In the Journal of the First Voyage, we find mention of ajes and niames, as name of edible roots, but the account hopelessly confuses reports of yams, sweet potatoes and manioc. Neither yams nor sweet potatoes are native to America, and both bear in America, only African names. Oviedo indeed, says distinctly, that the name is "a foreign fruit, and not native to these Indies,"—also, that "it came with that evil lot of Negroes, ... of whom there is a greater number than is necessary, on account of their rebellions" (pp. 203-4). Now in Africa the yam (Dioscorea), cultivated before the coming of the Europeans, is known by names derived from Arabic arum and gambah, e.g., Ewe adě, adže, Mandingo nyambe, Malinke nyeme ku,—whence the supposed Indian names, aje, age, niame, igname, used indiscriminately of any edible roots. The African names of the manioc have come from Arabic 'uruq "roots," notably in the Congo languages, yōka, yēke, edioko, plural madioka, whence, as the plant was introduced into America, it was known there as vuca, mandioca. As to sweet potatoes and peanuts, the former were cultivated in Asia before the discovery of America, while the latter, mentioned by Ibn Batutah as an article of food in Africa, took to the New World, their African names mandube, goober and pinder (compare Mozambique manduwe, Basunde nguba, Nyombo pinda). Professor Wiener's conclusion is that manioc culture was taught to the Brazilian Indians before 1492 by Portuguese castaways, who knew of the economic importance of the plant in Africa, while the peanut, spreading north and south from the Antilles, may also have reached America a few years before Columbus.

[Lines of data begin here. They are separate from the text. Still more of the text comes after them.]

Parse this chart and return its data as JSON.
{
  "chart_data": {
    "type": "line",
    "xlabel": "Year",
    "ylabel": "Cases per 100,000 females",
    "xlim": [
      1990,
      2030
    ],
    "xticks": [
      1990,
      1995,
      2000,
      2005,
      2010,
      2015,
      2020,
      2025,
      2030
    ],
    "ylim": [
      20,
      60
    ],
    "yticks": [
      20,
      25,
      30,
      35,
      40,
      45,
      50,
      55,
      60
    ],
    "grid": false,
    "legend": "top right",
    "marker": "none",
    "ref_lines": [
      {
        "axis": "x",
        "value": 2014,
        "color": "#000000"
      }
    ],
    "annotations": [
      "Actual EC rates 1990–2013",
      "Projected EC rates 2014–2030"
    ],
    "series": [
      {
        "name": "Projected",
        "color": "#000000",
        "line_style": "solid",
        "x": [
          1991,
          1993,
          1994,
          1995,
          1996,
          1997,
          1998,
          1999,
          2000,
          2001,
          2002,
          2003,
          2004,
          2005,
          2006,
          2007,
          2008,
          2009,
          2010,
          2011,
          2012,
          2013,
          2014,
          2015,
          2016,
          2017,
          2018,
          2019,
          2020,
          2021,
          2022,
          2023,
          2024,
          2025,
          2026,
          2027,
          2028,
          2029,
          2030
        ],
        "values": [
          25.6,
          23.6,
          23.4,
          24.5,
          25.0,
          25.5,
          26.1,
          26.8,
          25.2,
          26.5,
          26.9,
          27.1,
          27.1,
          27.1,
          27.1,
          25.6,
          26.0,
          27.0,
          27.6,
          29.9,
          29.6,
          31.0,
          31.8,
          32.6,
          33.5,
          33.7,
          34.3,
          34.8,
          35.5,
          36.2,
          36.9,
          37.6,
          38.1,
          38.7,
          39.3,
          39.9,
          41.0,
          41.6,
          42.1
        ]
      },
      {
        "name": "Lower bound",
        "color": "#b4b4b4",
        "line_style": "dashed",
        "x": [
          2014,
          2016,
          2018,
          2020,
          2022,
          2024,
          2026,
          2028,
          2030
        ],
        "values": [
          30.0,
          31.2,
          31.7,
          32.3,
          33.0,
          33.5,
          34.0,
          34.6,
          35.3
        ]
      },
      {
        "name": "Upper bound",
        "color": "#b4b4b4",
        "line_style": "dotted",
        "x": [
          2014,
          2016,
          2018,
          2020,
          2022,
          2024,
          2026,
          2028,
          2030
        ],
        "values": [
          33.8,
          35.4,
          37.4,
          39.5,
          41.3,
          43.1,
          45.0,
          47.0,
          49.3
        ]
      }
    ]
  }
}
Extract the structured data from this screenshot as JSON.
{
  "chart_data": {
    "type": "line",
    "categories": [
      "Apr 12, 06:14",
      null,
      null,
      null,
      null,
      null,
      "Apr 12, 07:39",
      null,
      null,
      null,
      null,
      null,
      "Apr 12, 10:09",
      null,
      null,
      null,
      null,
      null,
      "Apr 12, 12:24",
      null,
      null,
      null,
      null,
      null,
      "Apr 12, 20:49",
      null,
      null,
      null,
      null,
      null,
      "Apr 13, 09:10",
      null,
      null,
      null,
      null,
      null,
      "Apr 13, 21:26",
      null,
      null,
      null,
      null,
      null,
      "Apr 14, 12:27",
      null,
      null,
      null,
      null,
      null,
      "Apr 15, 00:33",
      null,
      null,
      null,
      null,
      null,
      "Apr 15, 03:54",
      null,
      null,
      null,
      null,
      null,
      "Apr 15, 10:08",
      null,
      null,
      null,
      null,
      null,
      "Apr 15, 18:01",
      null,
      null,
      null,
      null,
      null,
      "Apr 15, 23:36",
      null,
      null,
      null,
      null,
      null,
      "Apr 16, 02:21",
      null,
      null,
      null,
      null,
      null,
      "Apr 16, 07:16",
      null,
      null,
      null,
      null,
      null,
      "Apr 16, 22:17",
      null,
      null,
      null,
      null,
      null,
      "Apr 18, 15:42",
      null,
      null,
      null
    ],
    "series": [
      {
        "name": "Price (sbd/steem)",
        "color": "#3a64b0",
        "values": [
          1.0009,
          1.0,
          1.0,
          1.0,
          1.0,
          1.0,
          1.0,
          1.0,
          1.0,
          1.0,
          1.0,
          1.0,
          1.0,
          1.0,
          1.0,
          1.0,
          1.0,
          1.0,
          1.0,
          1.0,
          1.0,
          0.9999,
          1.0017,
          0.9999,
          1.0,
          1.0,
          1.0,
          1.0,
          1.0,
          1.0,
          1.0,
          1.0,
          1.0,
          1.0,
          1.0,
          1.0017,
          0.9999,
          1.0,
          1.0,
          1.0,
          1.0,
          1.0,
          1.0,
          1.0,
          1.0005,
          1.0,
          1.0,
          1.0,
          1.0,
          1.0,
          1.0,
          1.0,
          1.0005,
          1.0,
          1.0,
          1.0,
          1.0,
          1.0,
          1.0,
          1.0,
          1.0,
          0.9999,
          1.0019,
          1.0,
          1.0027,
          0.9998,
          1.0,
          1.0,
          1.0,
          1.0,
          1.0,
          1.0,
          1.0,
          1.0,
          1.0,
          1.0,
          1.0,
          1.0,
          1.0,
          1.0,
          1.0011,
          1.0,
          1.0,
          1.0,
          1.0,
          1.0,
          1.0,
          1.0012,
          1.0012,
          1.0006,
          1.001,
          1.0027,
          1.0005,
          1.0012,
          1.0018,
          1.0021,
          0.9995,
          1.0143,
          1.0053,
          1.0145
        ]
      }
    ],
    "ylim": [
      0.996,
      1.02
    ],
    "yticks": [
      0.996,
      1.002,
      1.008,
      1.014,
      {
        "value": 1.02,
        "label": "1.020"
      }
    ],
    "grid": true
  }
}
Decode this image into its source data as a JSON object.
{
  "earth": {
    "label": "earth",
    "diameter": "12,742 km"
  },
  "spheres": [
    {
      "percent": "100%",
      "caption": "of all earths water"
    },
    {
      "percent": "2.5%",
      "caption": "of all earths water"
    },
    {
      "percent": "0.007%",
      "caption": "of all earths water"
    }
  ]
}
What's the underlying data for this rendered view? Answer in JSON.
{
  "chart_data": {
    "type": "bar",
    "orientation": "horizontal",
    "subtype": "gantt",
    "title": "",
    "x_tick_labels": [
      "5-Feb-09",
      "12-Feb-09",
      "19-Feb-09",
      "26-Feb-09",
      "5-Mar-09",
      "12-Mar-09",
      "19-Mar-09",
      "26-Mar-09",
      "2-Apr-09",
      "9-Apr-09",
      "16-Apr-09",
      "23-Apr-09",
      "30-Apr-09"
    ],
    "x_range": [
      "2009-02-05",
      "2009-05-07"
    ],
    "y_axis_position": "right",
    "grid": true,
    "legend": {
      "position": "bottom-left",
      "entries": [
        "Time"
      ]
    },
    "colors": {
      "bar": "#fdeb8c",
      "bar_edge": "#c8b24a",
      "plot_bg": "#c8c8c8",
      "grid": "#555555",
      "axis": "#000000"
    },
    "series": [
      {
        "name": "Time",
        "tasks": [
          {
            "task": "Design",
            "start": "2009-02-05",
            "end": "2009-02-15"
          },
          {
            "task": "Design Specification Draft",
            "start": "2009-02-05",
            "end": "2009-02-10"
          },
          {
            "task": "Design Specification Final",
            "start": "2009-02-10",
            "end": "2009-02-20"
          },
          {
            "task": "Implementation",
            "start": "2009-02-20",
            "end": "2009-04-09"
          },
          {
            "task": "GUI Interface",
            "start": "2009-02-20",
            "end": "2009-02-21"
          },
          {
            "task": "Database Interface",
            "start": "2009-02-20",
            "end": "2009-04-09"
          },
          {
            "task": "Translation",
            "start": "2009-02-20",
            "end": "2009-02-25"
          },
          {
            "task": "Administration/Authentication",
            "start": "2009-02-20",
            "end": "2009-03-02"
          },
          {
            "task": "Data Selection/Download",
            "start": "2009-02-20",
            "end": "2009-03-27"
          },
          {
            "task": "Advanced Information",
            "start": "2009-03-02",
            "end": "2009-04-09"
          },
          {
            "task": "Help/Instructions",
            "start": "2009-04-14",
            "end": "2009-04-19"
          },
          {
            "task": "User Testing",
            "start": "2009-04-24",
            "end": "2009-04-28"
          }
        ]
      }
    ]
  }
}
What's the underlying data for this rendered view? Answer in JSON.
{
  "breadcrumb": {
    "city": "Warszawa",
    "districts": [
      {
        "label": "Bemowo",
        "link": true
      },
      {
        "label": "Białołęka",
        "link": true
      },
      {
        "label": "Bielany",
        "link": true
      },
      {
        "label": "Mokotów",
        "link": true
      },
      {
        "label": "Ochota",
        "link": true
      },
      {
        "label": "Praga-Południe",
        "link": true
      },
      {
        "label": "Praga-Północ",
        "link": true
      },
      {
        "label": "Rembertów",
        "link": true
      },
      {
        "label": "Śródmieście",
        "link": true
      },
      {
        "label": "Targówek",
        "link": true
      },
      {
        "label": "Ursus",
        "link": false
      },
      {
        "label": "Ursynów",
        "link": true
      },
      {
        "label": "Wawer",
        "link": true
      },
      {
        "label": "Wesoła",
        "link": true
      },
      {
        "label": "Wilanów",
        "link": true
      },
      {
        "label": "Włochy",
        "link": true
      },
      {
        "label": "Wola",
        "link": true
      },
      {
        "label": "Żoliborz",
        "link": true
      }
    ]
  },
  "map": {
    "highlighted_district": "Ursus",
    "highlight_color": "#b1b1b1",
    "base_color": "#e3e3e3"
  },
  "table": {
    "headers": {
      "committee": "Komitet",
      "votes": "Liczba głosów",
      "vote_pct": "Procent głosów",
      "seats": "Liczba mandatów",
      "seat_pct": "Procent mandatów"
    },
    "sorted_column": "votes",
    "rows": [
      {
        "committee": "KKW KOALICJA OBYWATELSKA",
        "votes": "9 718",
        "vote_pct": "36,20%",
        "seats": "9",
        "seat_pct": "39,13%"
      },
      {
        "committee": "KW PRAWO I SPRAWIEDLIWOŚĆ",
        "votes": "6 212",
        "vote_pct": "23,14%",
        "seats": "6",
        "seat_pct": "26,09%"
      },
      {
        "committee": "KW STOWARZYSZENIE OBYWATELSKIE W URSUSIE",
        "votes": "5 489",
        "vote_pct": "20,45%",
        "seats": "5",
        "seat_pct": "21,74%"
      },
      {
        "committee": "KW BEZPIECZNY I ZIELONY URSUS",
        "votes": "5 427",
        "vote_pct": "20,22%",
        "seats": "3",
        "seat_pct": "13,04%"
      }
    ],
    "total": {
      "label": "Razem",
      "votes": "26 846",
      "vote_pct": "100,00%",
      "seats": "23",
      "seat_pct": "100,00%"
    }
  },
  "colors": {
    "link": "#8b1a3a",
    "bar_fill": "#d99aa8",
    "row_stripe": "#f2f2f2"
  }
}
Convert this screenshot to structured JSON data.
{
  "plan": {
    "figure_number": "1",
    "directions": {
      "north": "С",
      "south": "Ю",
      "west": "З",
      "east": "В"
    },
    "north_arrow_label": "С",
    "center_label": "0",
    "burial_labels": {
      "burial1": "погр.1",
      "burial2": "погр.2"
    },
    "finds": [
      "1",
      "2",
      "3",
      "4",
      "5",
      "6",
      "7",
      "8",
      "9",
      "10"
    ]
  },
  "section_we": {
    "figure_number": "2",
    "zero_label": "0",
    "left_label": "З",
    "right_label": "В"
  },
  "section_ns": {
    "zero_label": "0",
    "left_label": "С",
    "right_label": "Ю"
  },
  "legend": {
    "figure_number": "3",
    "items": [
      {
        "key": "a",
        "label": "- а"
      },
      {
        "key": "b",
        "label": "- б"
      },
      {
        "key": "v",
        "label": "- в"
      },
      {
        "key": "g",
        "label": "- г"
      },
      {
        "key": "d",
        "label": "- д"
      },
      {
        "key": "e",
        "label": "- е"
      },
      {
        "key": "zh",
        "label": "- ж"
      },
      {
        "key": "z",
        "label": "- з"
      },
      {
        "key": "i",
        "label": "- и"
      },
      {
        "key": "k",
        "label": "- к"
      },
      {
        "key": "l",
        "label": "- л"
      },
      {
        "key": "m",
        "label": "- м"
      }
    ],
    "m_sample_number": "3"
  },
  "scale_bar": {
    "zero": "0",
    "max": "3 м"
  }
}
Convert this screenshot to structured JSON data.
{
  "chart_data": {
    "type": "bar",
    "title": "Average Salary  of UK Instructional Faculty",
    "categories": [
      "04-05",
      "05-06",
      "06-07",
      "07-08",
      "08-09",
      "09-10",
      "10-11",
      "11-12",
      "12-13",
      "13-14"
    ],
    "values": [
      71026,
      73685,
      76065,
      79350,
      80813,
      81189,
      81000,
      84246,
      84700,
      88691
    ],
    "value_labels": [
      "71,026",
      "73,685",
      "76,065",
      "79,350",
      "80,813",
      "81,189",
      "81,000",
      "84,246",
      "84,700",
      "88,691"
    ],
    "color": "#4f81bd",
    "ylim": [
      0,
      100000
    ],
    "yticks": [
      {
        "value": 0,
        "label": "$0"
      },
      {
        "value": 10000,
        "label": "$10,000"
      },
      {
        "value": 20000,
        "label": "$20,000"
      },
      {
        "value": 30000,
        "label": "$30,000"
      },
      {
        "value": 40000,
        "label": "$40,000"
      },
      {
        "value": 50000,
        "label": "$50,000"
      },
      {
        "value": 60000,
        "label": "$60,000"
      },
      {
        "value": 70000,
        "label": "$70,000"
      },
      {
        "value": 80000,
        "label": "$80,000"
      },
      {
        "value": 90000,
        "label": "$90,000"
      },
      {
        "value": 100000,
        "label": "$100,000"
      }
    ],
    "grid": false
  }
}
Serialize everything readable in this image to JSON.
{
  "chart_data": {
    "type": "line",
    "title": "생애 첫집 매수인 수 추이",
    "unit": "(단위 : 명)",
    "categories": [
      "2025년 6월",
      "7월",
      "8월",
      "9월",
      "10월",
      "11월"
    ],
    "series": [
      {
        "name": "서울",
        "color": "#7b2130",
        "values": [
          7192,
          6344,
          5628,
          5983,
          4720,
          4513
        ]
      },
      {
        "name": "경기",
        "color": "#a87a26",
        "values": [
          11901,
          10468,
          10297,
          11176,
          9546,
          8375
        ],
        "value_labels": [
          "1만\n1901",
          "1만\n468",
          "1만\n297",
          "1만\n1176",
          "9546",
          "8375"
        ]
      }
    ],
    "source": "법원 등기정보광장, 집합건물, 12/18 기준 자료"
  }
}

The numerous full-page illustrations are extremely helpful in aiding the reader to a clear understanding of difficult points in the discussion.
The book is epoch-making. To all seekers of the truth, the coming of the second volume, in which Professor Wiener will deal exhaustively with the Negro element in Indian culture, will be an eagerly anticipated event.
Phillips Barry, A.M., S.T.B.
Cambridge Massachusetts
A Comparative Study of the Bantu and Semi-Bantu Languages. By Sir Harry H. Johnston, G.C.M.G., K.C.B., D.Sc. (Cambs). Oxford: at the Clarendon Press, 1919, pp. 815, 2 sketch maps.
The author of this monumental work, in the opinion of the reviewer, is in himself a composite of many of the capacities, which, combined or singly in her subjects have made the greatness of Britain. He has been a great colonial administrator, a distinguished African explorer; he is a talented artist, and has recently astonished the literary world by producing what H. G. Wells declares to be one of the best first novels he has ever read. The contributions of Sir Harry Johnston to the sciences of botany, zoology, and anthropology are truly prodigious. It is in the last named field that his major interests have lain, and a succession of important works have established him as the foremost authority upon the ethnology of Africa and upon the anthropology of the Negro race.
This ponderous volume on the Bantu and Semi-Bantu languages is the first part of a work which represents the fruit of many years of study of multitudinous African languages and dialects. The major portion of the book consists of illustrative vocabularies of 366 Bantu and 87 Semi-Bantu languages and dialects with an extensive bibliography. A competent criticism of this portion of the work can be made by no one but a philologist with a special knowledge of African languages. The present reviewer does not possess these qualifications. Nevertheless it is obvious to any student of Africa that the publication of this work places a mine of useful information at the disposal of the linguist, the grammarian, and the missionary, and will also be invaluable to the student of African ethnology and to the physical anthropologist.
The first chapter sketches the history of research into the Bantu laguages. The contributions of various philosophists are appraised.